What better way to develop the implementation and refinement steps in the innovation process than by practicing them on our own internal improvement initiatives?

Delivering Business Projects

The whole point of delivering projects is to realise business benefits. Once a project is delivered the real work of adoption and benefits realisation begins.

IT Departments are notorious for completing projects and then leaving the benefits realisation to the business. From IT's perspective, a project is deemed complete when the users are trained and the solution is deployed. Left to their own devices, the organisation will achieve a certain level of business benefits from the project but if IT becomes an active participant, rather than passive observer, those benefits can be far greater. The reason for this is simple: the business unit sponsoring the project will be involved in projects sporadically, whereas the IT Department works on projects all the time. The far more experienced IT Department is far better placed to develop the capabilities needed to drive adoption and deliver benefits.

The concept of 'benefits realisation' is bandied around in many IT Departments but very few are actively developing capabilities in this area. Benefits realisation is really a "launch and learn" process. If an IT project is not delivering the anticipated business benefits, IT Departments are often at a loss to figure out what to do. Imagine if a start-up company launched a product that wasn't getting the traction they expected but said "we're right, the market is wrong". This ludicrous situation is similar to the attitude most IT Departments take: our solution is excellent but the poor uptake is the 'markets' fault (the market being the organisation).

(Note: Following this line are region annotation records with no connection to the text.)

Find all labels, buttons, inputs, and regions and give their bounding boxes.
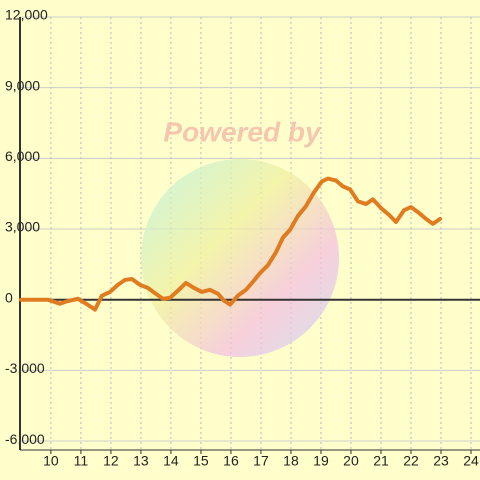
y-tick-label: 0 [5, 289, 13, 305]
watermark: Powered by [163, 116, 322, 147]
y-tick-label: 3,000 [5, 219, 40, 235]
y-tick-label: 6,000 [5, 148, 40, 164]
x-tick-label: 14 [163, 453, 179, 469]
plot: -6,000 -3,000 0 3,000 6,000 9,000 12,000 10 11 12… [5, 7, 480, 469]
x-tick-label: 10 [43, 453, 59, 469]
x-tick-label: 18 [283, 453, 299, 469]
logo [141, 159, 339, 357]
y-tick-label: 9,000 [5, 77, 40, 93]
data-line [18, 176, 443, 312]
x-tick-label: 11 [74, 453, 89, 469]
y-tick-label: 12,000 [5, 7, 48, 23]
x-tick-label: 24 [463, 453, 479, 469]
x-tick-label: 21 [373, 453, 389, 469]
x-tick-label: 16 [223, 453, 239, 469]
x-tick-label: 20 [343, 453, 359, 469]
x-tick-label: 15 [193, 453, 209, 469]
y-tick-label: -3,000 [5, 360, 45, 376]
x-tick-label: 22 [403, 453, 419, 469]
y-tick-label: -6,000 [5, 431, 45, 447]
x-tick-label: 19 [313, 453, 329, 469]
x-tick-label: 23 [433, 453, 449, 469]
x-tick-label: 12 [103, 453, 119, 469]
x-tick-label: 13 [133, 453, 149, 469]
x-tick-label: 17 [253, 453, 269, 469]
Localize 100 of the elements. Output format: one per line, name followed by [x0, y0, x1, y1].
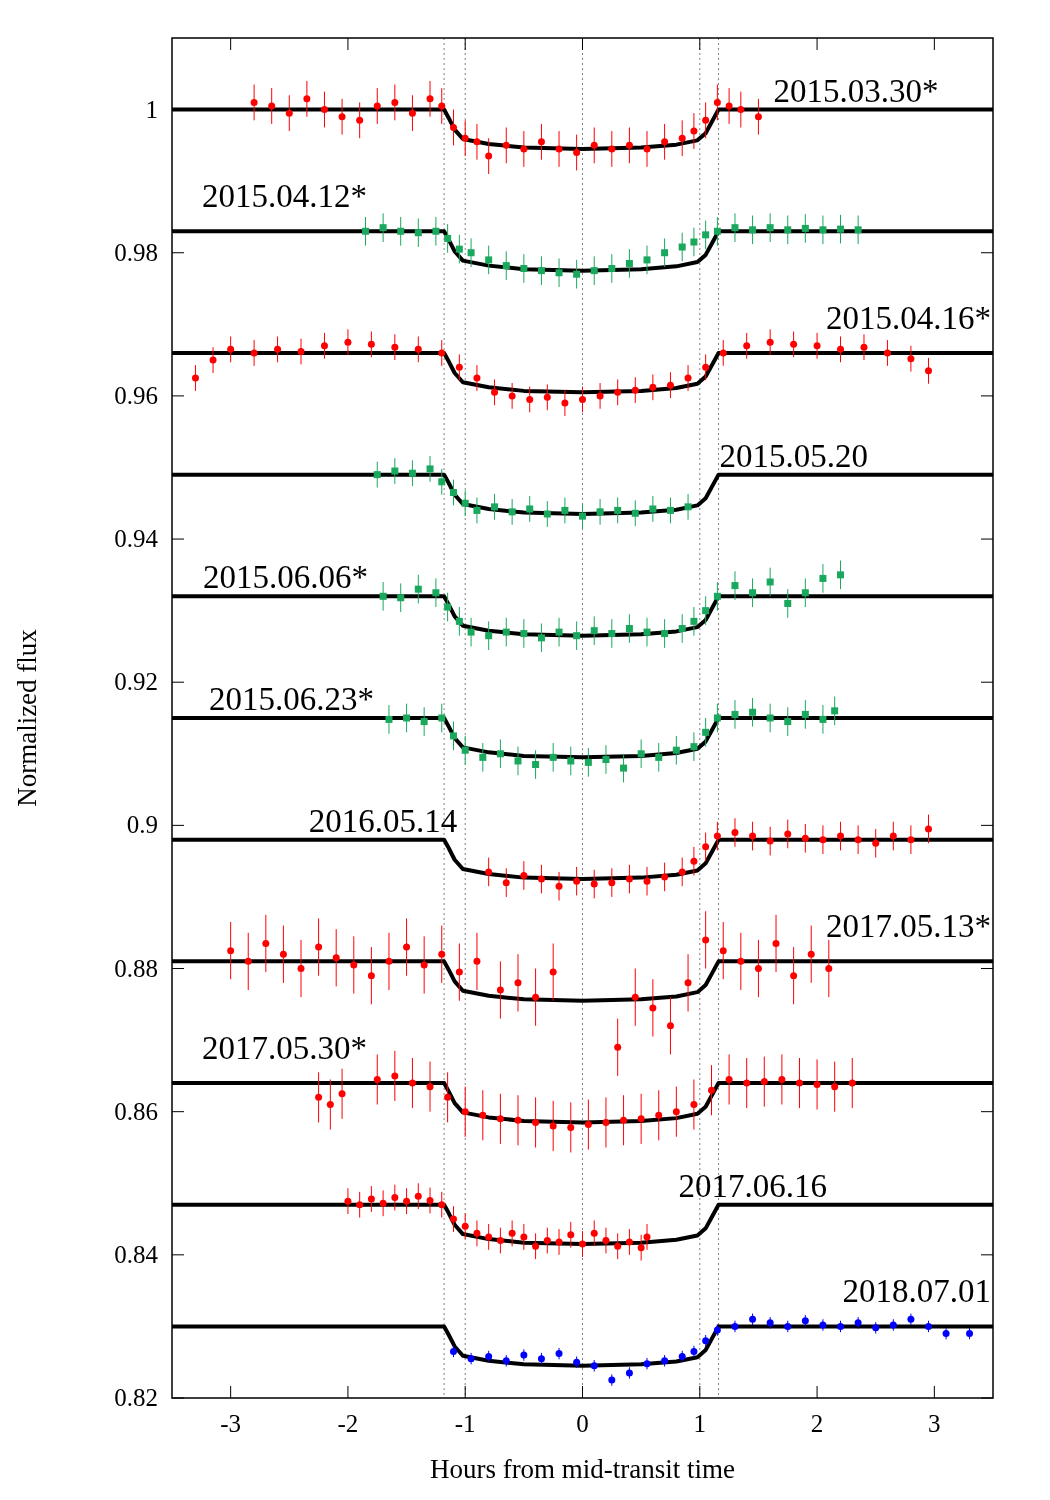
point — [473, 1229, 481, 1237]
point — [924, 367, 932, 375]
point — [455, 363, 463, 371]
point — [573, 270, 581, 278]
series-label: 2017.05.13* — [826, 908, 991, 945]
point — [743, 1079, 751, 1087]
point — [373, 102, 381, 110]
point — [502, 879, 510, 887]
point — [426, 465, 434, 473]
point — [537, 875, 545, 883]
point — [403, 714, 411, 722]
point — [620, 1116, 628, 1124]
point — [801, 224, 809, 232]
point — [666, 381, 674, 389]
point — [408, 469, 416, 477]
point — [766, 837, 774, 845]
point — [367, 972, 375, 980]
point — [408, 1079, 416, 1087]
point — [813, 342, 821, 350]
point — [549, 753, 557, 761]
point — [702, 843, 710, 851]
point — [485, 256, 493, 264]
point — [625, 875, 633, 883]
point — [485, 1233, 493, 1241]
point — [520, 871, 528, 879]
point — [344, 1197, 352, 1205]
series-label: 2015.06.23* — [208, 681, 374, 717]
point — [227, 345, 235, 353]
x-tick-label: 2 — [810, 1410, 824, 1437]
point — [520, 630, 528, 638]
point — [719, 947, 727, 955]
point — [274, 345, 282, 353]
point — [825, 965, 833, 973]
point — [602, 1237, 610, 1245]
point — [655, 1111, 663, 1119]
point — [455, 245, 463, 253]
point — [637, 750, 645, 758]
point — [473, 374, 481, 382]
point — [532, 1242, 540, 1250]
point — [461, 499, 469, 507]
point — [473, 957, 481, 965]
point — [449, 1215, 457, 1223]
point — [661, 630, 669, 638]
point — [590, 880, 598, 888]
y-axis-title: Normalized flux — [12, 628, 42, 807]
point — [420, 718, 428, 726]
point — [350, 961, 358, 969]
point — [790, 340, 798, 348]
point — [766, 338, 774, 346]
point — [567, 757, 575, 765]
point — [643, 256, 651, 264]
point — [367, 1195, 375, 1203]
point — [655, 753, 663, 761]
point — [784, 830, 792, 838]
point — [461, 1222, 469, 1230]
point — [737, 106, 745, 114]
point — [702, 363, 710, 371]
point — [643, 1233, 651, 1241]
point — [338, 1090, 346, 1098]
point — [520, 145, 528, 153]
point — [508, 392, 516, 400]
point — [690, 743, 698, 751]
point — [590, 627, 598, 635]
point — [872, 839, 880, 847]
point — [754, 113, 762, 121]
point — [831, 707, 839, 715]
series-label: 2017.06.16 — [678, 1167, 828, 1204]
point — [426, 95, 434, 103]
point — [320, 106, 328, 114]
series-label: 2015.05.20 — [719, 437, 869, 474]
point — [555, 1238, 563, 1246]
y-tick-label: 0.92 — [114, 668, 158, 696]
point — [702, 728, 710, 736]
point — [391, 343, 399, 351]
x-axis-title: Hours from mid-transit time — [429, 1454, 736, 1484]
series-label: 2017.05.30* — [202, 1030, 367, 1067]
point — [508, 1229, 516, 1237]
point — [760, 1078, 768, 1086]
point — [449, 1347, 457, 1355]
point — [496, 1115, 504, 1123]
point — [672, 746, 680, 754]
point — [924, 825, 932, 833]
point — [461, 746, 469, 754]
x-tick-label: -1 — [454, 1410, 476, 1437]
point — [596, 508, 604, 516]
point — [672, 1108, 680, 1116]
point — [584, 1121, 592, 1129]
point — [549, 1122, 557, 1130]
point — [608, 630, 616, 638]
point — [854, 836, 862, 844]
point — [332, 954, 340, 962]
point — [749, 589, 757, 597]
point — [690, 617, 698, 625]
point — [408, 109, 416, 117]
point — [444, 234, 452, 242]
point — [514, 757, 522, 765]
point — [496, 750, 504, 758]
point — [432, 589, 440, 597]
point — [584, 758, 592, 766]
x-tick-label: -2 — [337, 1410, 359, 1437]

IT must become more actively involved in the process of diffusing solutions throughout the business and realising benefits. What better way to practice those skills than by maximising the business benefits of projects the organisation has already invested in?

Conclusion

Whenever you learn a new skill, you break it down into its constituent parts. When you learn to play tennis for example, you learn grip, stance, swing, positioning, footwork, serve, forehand, backhand, lob, drop shot and volley. The best players don't learn by playing – they learn by repetitively honing each individual skill, and then combining all of them into a complete game.

Similarly, you can't just go out and 'innovate'. You need to develop each individual skill and then combine them into an effective innovation process. IT Departments can develop two such skills (implement and refine) with minimal risk by implementing IT industry best practices and delivering business projects.

IT Departments who start in these two areas can gain the experience required to develop good judgement in other areas of the innovation lifecycle.